In 1938, the school added two new departments to its curriculum, Industrial Arts and Home Economics. In 1944, Littlestown High School had medical service for the first time with Mrs. Brenda Badders Walker as school Nurse.

Jointure....

Mt. Pleasant township, Littlestown Borough, Mt. Joy Mount Joy Township, Adams County, Pennsylvania, Union Union Township, Adams County, Pennsylvania and Germany Germany Township, Adams County, Pennsylvania townships formed the Littlestown Joint School System on July 1, 1948. As a result the schools were changed from the 8-4 to the 6-6 plan. This caused an influx of Junior high pupils from the rural schools which in turn brought about a new $54,000 addition to the Maple Avenue School, to include 4 classrooms, a cafeteria, and an office and storage room. Work began on Sept. 16, 1948 and was completed by the end of the school year. Also, about this time the new athletic field was put to use. All first grade pupils of the Jointure were invited to come to Littlestown where two first grades were established.

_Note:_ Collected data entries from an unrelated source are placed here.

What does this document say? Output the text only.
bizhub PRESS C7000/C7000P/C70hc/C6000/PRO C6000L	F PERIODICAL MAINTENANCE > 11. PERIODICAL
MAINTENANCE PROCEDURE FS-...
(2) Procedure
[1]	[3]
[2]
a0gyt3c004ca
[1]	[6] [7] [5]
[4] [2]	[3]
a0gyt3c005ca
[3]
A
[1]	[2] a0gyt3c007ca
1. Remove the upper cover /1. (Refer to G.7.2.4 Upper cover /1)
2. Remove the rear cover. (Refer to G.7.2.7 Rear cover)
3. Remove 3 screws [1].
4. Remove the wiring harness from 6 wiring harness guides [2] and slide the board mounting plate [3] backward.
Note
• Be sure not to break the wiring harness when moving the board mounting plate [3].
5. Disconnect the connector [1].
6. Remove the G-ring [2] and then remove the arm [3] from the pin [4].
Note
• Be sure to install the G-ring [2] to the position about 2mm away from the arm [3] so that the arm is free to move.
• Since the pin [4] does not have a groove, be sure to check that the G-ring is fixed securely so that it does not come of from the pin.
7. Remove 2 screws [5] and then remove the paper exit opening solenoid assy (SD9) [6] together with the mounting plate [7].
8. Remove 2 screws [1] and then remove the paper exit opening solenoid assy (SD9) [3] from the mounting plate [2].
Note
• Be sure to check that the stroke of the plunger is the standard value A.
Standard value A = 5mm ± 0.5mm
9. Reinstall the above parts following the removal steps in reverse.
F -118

In the summer of 1950 extensive renovations were made in the Maple Avenue structure to accommodate an enlarged Industrial Arts program and to provide space for a music room and laboratory. There were 972 pupils in the entire school system,; 433 enrolled in the Junior-Senior High School. The East King Street building accommodated grades one through six with a total of 547 pupils.

On February 11, 1952, the Joint Board of Education was advised of the increase in enrollments of the elementary schools and the lack of physical facilities. On April 8 it was agreed to take an option on the proposal of Lloyd and Alma Crouse for twelve lots on East Myrtle Street and consider the gift of lands adjoining thereto as owned by I.H. Crouse & Sons. Bids were opened for a new school on December 9, 1952, and contracts awarded. Allen F. Feeser, Taneytown, Md. was general contractor. The name "Rolling Acres Elementary School" was selected by the Board; dedication of the new school, built at a cost of approximately $500,000 was held on Friday, January 29, 1954.

The present Littlestown High School was dedicated on September 3, 1961. It was built at an approximate cost of $1,500,000. The School bell that was preserved in a special niche here is the same bell used on the first private school established on East King Street and later at the public school which is now the community center. This bell now is on display in the foyer of the new gymnasium at the high school.[215]